Modern businesses collect a lot of data. This is useful, because that data can tell you a lot about how your business is performing and what strategies might improve that performance.

But collecting a lot of data is no guarantee of data quality. And that’s where data cleansing comes in.

Data cleansing, or data cleaning, is the process of finding and removing problems in a database, including incorrect, corrupt, duplicated, incomplete, outdated or otherwise problematic data.

How do you cleanse data?

Traditionally, the process of cleaning data would look something like this:

  1. A data audit, to determine what data is present, how it’s stored, and what the relationship between elements might be.
  2. Developing the rules to apply during the cleansing process.
  3. The cleansing itself, a process where the rules are applied.
  4. The cleansed data then undergoes verification. If there’s any rectification required, this will be the point at which that takes place.
  5. Finally, a report gets created that explains the number and type of issues corrected.

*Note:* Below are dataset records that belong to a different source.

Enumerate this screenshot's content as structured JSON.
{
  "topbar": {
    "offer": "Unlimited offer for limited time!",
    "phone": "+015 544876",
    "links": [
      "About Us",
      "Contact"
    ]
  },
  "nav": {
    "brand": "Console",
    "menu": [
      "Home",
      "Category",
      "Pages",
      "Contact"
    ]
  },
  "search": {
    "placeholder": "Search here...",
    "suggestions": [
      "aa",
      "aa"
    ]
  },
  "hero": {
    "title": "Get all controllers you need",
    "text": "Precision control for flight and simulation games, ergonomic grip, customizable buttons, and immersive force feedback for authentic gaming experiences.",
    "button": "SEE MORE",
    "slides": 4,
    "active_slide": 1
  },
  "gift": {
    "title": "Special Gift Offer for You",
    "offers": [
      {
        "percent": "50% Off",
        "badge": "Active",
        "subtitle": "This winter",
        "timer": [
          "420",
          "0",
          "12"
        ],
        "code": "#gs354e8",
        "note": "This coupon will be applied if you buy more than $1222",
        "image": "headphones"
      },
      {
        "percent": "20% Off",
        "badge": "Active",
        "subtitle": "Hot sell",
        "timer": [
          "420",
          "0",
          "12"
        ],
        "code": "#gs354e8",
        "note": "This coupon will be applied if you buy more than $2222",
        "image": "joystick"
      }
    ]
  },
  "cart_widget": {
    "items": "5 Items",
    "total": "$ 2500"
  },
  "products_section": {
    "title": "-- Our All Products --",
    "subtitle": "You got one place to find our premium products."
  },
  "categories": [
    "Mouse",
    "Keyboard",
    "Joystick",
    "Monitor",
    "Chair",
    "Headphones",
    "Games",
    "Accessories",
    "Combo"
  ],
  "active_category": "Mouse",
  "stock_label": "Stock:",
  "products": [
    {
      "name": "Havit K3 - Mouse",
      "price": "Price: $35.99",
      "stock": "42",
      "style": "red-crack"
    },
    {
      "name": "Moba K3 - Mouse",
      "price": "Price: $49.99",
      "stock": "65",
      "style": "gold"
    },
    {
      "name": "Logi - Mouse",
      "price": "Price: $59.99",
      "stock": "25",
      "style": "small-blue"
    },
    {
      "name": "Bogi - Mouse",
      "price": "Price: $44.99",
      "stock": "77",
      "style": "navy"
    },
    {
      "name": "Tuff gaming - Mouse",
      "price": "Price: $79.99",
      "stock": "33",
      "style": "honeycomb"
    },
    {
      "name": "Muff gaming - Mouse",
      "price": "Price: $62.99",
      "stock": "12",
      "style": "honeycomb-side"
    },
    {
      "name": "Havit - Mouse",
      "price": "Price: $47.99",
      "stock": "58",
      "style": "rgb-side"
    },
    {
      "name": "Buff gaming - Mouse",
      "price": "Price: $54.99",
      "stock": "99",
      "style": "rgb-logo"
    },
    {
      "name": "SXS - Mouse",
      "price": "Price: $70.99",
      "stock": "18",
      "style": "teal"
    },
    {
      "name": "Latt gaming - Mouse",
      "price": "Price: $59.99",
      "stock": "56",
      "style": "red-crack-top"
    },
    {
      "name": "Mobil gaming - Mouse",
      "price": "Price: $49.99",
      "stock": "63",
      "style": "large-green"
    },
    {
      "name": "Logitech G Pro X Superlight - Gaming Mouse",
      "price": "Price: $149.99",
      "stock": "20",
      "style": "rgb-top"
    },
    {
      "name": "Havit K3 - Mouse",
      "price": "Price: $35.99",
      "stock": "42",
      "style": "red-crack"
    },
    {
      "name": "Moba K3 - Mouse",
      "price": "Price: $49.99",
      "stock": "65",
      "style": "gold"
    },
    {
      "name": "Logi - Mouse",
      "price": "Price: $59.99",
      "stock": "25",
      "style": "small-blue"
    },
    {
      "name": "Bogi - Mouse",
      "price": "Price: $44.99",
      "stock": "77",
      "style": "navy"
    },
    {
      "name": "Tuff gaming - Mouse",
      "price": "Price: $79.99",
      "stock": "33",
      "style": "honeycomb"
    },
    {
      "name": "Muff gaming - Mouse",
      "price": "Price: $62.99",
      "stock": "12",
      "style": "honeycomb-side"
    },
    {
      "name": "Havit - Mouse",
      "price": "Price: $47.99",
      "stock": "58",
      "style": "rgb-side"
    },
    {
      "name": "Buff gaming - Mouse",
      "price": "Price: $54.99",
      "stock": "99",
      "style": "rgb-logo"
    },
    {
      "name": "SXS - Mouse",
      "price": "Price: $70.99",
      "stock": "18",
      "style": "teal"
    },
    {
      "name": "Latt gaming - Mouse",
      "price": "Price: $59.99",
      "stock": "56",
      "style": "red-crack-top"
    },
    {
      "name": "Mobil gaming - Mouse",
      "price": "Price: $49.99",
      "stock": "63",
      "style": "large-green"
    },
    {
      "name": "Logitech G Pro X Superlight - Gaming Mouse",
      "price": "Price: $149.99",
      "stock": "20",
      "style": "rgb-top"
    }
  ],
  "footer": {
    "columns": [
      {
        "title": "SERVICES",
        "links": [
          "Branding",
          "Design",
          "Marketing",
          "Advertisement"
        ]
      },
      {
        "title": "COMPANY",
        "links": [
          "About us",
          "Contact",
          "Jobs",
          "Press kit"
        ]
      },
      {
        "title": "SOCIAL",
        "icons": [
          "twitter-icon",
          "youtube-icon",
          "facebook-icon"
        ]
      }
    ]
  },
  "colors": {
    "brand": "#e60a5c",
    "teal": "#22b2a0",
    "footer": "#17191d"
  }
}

Why does a business cleanse its data?

  • Stay in touch with your customers and prospects

Contact information is often one of the earliest victims of data degradation. Data, when collected, represents a snapshot of that contact’s information at that moment in time, and it changes all the time. Let’s take contact emails as an example. If you have a contact’s work email in your database, there’s around a 15% chance it becomes outdated each year.

  • Target customers effectively

For sales and marketing applications, clean data is essential—and it goes well beyond just staying in touch with your customers. Marketers need clean data to create customer personas and target effectively.

  • Enable other processes

Almost every possible business technology is underpinned by your organisational data. A CRM system with all the bells and whistles imaginable will not preserve customer relationships without high quality data. And if you’re implementing an AI solution? Well, clean, high-quality data part of the roadmap for that, too!

  • Clean data makes businesses perform better

Data driven businesses are 19 times more likely to stay profitable. If dirty data enters an analytics system, the analyses that emerge from that system are inaccurate.

Clean data supports profitable business.